Ainsi, Marfise, partie en guerre contre Agrican aux côtés de Galaffron, voit son exploit lui échapper (Roland tue Agrican et les Tartares sont vaincus) et son allié l'attaquer fortuitement. Elle se retourne contre lui pour détruire la forteresse et tuer Angélique.

Renaud partage cet objectif et, en plus, champion posthume d'une dame que Truffaldin a traitée ignoblement et cruellement, il veut le tuer.

***

Qui est le vil Truffaldin ? un petit roi qui, on ne sait pourquoi, défendait Angélique avec le roi Sacripant et un roi turc, Torinde, surgi du néant.

Quand Angélique part chercher secours après la destruction d'Albraque, elle confie la Roche aux trois rois.

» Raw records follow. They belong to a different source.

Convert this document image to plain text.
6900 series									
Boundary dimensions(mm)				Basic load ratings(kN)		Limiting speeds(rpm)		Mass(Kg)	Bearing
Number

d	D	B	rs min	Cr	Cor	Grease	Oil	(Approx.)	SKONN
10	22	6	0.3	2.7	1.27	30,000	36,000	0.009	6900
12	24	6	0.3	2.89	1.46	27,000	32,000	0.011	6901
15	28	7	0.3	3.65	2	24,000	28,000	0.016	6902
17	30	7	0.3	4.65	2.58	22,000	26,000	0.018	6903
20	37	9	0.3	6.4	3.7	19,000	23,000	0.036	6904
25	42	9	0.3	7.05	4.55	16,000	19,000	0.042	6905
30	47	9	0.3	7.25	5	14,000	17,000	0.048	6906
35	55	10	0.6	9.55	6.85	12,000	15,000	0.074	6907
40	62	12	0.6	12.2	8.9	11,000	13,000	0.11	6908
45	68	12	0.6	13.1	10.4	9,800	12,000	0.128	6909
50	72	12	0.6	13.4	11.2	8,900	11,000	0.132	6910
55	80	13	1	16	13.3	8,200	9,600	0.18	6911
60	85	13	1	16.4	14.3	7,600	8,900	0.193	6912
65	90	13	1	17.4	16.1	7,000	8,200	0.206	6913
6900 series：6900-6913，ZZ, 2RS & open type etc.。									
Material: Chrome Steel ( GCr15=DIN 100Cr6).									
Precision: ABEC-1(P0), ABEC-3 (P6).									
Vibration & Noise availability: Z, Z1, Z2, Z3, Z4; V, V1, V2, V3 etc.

Truffaldin capture les deux autres et s'empare du château. Puis il envoya un messager à Agrican dire qu'il avait pris la forteresse en son nom et qu'il la lui délivrerait avec les deux rois. Le noble Tartare, horrifié par cette déloyauté, refuse de devoir la victoire à une trahison : quand il aura pris la forteresse, il pendra Truffaldin comme lâche et méchant. Mais le siège traîne et Truffaldin reste maitre du château.

Lorsque Angélique revient avec Roland et les autres preux qui, à douze, ont combattu l'immense armée des Tartares et protégé la fille, ils trouvent le pont levé. Truffaldin ne veut ouvrir mais les menace de les chasser à coups de pierres et de traits. Coincés entre le château et l'ennemi, ils entendent la condition de Truffaldin : je veux que tous ensemble fassiez serment de me défendre envers et contre tout le monde. Roland refuse et le menace violemment. Mais Angélique, apeurée, le baisant et embrassant étroitement, le supplia d'accorder sa requête à Truffaldin, ce qu'il fit, jurant lui et tous les autres de le maintenir envers et contre tous. Roland, sacrifiant l'honneur à l'amour, a entraîné les autres. Ainsi les preux sont à présent au service de l'injustice et de la vilenie. Quand, ultérieurement, Roland obtiendra la libération des deux rois, Sacripant restera pour l'amour d'Angélique et Torinde, furieux, rejoindra Marfise et fera venir des renforts de son pays.

Revenons à Renaud et Marfise qui viennent de mettre en fuite Galaffron. Les deux héros reprendront-ils leur combat interrompu ?

Marfise dit à Renaud : Chevalier, dans ce château demeure une paillarde pleine de tromperie et d'enchantement. Et qui pis est, un roi qui n'a son second en mauvais cœur, fraudes et trahison. Ce cruel inique se nomme Truffaldin et la Dame Angélique... ni le roi ni elle ne m'échapperont. Je les assiégerai pour qu'ils ne puissent sortir du château... Pour ce, chevalier, ôte-toi de devant moi ou promets de me secourir en cette entreprise. Celui qui refusera d'aller avec moi, je le tiendrai pour ennemi.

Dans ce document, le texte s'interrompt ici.